Album Reviews • Friday February 5th, 2010 • 9:57 am
Bisco Smith — a.k.a. Bisc1 — is a prolific artist with talents extending into a variety of arenas. He’s acted as artistic director for several record labels and his graphic designs have been featured in promotional materials, print literature, and studio galleries. As a hip-hop performer of four years, he’s already tucked two studio albums, a U.S. tour, and several major festival performances under his belt. He even expressed his penchant for uniting the optical and aural with The Strange Love Project, a 2008 multimedia release in which a variety of music producers and visual artists reinterpreted songs from Bisco’s critically-acclaimed sophomore album.
Despite this exposure, Bisco’s reputation is that of a thoughtful introvert. His music is dense, intellectual, and niche-oriented, almost as if it exists for personal catharsis rather than popular consumption. Crammed with myriad layers of literal and metaphorical meanings to the point of chaos, Bisco’s creative output has been branded cerebral and weighted with critical expectations of constantly existing at the “cutting edge” of hip-hop.

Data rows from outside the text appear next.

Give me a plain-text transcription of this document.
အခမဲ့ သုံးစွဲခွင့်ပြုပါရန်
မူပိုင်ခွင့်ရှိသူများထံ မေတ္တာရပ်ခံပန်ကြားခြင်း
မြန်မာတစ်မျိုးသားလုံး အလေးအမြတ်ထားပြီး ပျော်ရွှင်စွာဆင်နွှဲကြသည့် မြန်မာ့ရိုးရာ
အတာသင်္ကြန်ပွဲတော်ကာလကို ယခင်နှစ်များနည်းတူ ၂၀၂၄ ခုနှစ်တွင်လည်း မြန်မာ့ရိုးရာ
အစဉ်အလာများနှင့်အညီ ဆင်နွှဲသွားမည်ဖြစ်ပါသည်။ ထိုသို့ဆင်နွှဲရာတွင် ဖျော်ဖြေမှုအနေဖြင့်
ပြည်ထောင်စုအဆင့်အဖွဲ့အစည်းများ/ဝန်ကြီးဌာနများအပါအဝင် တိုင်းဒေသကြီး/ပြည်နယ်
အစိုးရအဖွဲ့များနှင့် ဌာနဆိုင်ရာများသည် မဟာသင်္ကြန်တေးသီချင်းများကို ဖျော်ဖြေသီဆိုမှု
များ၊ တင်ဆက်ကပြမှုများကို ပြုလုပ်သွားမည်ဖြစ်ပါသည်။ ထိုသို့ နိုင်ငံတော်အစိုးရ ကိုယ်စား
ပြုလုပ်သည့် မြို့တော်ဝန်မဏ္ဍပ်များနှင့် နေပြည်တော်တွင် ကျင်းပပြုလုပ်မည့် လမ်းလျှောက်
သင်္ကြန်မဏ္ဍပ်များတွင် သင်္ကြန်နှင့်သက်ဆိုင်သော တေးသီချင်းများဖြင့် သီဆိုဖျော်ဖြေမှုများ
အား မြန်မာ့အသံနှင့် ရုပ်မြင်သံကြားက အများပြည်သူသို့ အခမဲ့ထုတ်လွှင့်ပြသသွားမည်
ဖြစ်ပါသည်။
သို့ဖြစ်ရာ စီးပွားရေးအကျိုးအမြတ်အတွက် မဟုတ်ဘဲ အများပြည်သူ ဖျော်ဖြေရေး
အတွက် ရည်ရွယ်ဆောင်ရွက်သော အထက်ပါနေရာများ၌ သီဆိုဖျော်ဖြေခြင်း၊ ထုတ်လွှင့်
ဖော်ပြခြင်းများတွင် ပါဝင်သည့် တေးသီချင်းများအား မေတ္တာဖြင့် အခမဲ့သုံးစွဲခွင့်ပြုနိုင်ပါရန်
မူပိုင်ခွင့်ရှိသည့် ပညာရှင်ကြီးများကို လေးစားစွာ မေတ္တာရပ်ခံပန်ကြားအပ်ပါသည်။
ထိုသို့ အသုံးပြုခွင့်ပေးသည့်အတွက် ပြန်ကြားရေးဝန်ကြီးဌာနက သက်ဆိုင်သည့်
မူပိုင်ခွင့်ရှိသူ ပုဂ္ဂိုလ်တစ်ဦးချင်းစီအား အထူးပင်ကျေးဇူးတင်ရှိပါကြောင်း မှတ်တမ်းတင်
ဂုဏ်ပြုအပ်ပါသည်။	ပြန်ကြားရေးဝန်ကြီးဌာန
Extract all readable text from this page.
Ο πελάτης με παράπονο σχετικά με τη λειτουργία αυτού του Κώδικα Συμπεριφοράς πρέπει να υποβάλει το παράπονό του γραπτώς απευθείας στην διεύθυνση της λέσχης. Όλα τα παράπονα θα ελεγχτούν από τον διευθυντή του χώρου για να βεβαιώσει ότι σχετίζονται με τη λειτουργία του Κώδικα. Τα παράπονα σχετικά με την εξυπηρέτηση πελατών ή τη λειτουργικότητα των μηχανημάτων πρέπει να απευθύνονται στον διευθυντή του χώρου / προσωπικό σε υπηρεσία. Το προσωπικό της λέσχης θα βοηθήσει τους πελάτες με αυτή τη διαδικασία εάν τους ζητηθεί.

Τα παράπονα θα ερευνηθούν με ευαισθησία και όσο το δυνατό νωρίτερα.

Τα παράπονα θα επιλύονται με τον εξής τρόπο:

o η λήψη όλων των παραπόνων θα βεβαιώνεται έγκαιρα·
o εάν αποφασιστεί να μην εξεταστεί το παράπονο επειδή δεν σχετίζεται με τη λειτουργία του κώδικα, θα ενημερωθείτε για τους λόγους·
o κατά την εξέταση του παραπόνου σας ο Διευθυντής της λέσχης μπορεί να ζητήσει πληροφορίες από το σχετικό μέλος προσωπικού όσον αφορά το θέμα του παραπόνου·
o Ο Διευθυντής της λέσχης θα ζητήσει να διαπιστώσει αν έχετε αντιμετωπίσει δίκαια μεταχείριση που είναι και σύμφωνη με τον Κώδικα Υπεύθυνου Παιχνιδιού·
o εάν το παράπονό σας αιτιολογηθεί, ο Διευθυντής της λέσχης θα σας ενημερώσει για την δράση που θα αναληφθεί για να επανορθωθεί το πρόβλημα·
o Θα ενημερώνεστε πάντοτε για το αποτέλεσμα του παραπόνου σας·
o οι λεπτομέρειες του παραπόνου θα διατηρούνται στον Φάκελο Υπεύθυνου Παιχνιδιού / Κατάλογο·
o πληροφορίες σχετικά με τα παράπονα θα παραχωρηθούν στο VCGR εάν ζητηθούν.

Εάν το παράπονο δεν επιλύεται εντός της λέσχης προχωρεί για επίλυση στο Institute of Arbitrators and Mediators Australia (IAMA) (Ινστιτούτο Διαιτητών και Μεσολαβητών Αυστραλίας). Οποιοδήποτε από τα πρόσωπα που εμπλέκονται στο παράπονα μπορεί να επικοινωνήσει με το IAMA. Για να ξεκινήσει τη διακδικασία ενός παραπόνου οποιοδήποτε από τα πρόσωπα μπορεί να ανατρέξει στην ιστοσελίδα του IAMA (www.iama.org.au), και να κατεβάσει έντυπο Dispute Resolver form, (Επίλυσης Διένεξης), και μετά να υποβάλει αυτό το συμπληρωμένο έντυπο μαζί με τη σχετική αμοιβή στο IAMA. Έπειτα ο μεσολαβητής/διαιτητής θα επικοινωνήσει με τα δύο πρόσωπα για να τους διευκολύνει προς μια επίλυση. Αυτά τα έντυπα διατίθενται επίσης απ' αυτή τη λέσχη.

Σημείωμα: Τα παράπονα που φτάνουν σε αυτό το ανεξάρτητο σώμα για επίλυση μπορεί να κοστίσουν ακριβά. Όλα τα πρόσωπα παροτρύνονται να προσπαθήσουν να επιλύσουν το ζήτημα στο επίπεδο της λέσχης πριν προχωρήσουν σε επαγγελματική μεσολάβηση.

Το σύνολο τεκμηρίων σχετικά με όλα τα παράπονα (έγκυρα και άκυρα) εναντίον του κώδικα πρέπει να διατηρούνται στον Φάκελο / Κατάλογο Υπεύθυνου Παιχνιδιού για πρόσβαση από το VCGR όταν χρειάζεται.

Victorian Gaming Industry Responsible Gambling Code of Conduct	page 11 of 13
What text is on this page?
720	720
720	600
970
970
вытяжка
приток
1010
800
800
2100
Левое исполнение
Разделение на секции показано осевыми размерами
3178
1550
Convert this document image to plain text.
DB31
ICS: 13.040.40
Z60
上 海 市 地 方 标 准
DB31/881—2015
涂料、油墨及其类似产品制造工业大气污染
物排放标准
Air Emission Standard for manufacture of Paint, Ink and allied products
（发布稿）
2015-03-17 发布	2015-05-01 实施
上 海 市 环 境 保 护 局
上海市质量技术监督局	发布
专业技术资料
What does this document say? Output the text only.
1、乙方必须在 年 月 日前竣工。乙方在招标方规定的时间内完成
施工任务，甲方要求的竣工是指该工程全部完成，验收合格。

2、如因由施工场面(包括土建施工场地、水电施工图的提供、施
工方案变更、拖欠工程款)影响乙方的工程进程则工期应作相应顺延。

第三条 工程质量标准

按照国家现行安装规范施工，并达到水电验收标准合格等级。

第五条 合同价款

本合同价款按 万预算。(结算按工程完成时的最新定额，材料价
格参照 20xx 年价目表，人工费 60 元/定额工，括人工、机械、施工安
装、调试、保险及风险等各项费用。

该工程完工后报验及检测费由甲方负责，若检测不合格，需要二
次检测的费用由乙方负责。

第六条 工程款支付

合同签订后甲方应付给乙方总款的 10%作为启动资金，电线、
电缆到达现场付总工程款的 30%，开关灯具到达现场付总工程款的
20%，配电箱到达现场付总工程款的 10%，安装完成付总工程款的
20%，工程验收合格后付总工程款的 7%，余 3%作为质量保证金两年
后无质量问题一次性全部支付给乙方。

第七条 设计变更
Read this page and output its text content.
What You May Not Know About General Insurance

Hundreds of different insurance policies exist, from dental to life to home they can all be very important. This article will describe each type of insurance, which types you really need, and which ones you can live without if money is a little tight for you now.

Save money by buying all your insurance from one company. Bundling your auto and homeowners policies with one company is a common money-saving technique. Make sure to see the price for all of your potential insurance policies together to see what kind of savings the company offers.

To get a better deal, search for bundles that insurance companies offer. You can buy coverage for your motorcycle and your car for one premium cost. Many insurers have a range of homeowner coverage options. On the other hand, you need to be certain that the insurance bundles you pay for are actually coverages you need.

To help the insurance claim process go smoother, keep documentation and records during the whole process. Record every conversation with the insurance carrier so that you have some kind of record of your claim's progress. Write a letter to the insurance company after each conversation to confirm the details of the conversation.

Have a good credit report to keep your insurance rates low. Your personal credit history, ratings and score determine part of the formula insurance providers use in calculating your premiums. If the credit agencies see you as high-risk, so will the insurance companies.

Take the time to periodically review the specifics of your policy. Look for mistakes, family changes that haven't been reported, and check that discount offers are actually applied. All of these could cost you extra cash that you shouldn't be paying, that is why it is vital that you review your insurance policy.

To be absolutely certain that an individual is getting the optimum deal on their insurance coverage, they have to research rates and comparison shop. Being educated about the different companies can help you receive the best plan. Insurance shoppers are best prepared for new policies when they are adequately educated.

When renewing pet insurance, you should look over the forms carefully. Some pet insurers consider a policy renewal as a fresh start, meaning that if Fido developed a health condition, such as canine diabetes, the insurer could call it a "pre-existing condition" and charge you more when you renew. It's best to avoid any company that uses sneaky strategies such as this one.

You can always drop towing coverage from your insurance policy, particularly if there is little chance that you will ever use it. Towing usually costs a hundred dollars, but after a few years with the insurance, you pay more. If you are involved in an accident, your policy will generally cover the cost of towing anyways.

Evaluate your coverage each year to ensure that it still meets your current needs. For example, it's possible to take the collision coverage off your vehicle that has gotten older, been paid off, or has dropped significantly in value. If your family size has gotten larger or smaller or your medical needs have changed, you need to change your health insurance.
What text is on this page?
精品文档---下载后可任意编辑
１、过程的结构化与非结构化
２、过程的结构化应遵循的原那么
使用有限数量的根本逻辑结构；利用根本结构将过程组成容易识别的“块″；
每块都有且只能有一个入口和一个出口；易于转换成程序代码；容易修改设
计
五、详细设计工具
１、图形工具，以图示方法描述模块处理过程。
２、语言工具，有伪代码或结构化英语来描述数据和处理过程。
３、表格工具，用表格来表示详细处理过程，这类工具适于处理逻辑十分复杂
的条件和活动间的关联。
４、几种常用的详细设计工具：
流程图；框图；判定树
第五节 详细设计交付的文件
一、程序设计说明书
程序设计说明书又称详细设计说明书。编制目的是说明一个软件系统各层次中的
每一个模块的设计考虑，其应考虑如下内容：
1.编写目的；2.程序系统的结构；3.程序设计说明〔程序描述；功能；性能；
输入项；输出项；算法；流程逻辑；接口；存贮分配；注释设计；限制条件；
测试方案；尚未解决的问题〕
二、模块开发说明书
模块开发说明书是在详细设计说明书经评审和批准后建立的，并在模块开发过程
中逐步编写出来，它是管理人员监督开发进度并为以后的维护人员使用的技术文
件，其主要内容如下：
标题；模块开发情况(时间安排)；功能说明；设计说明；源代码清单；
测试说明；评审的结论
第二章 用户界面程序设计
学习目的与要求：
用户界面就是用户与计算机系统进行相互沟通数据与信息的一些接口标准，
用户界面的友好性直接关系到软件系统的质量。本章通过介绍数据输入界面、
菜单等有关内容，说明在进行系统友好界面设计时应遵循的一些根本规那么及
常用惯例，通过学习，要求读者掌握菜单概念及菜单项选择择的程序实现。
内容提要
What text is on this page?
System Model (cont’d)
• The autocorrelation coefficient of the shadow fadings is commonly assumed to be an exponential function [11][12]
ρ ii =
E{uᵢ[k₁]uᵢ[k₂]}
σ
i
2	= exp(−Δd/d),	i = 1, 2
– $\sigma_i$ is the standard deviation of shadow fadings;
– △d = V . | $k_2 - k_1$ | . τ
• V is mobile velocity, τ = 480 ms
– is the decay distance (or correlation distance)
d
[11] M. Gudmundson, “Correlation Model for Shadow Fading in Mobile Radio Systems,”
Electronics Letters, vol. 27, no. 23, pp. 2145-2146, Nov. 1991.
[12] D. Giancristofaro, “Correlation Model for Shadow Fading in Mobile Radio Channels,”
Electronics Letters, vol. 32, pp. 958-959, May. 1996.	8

With his third full-length LP, The Broadcast, Bisco attempts to shed this heavy mantle and do what the title implies: transmit his vision to a larger audience, bolstered by a poppier sound and lighter flow. This ethos is captured in the rapper’s self-designed cover art, which depicts radio waves emanating from a stylized brain. Communication is key, as Bisco seems to be poising himself to express his mind to a broader base of listeners.
Produced entirely by fellow NYC resident J. Vegus, the album has a funky yet accessible downtempo flavor brightly tinged with electronica bursts and structured by dubstep syncopation. Tracks like “Fresh Water” pair bleeping and bubbling soundscapes with a skittering beat and unhurried wordplay. Bisco deftly rhymes over well-placed samples in tracks like “Time Zone,” in which an echoed vocal loop purrs eerily over hypnotic synths. The playful accompaniment is a perfect foil for the rapper, as he lyrically echoes the laid-back pacing of the beats.
Bisco’s mellowness is further reflected in the album’s accessible lyrics. His first single, “Morning Breath,” offers the reassuring maxim that no matter what personal choices one makes on any given day, everyone ends up on the correct life path in life’s grand scheme. “Vibrations” is an ode to escapism that touches on sending out energy and striving towards undiscovered places of peace. This Zen-like attitude serves Bisco well, as The Broadcast finds him at his most lyrically focused. Seemingly unburdened by the need to communicate so much in each song, Bisco’s delivery is noticeably relaxed.
However, at points, The Broadcast shifts from relaxed to sleepy, as the energy level dwindles during some of the more divergent songs. Tracks like “Crooked Hearts” and “Circuit Breaker” become muddy at points and sound like they could use a pick-me-up or some strategic editing. Repeated chants become monotonous in choruses such as those of “Tune In” and “Transmission Live.”
Still, the sense of urgency is regained elsewhere in the album, in which shifting flashes of percussion and samples provide plenty of listening material to maintain aural interest. The Broadcast is a rare example of cohesion in independent hip-hop, as the artist and producer seem to be on the same page at nearly every turn: see the perfectly-tuned “Railroads,” in which sound effects, lyrics, and production combine to paint a picture of toiling on the tracks that works on multiple levels. Despite a few (and far between) missteps in delivery and length, the eclectic album is an extremely strong third studio release that reflects a great deal of maturation.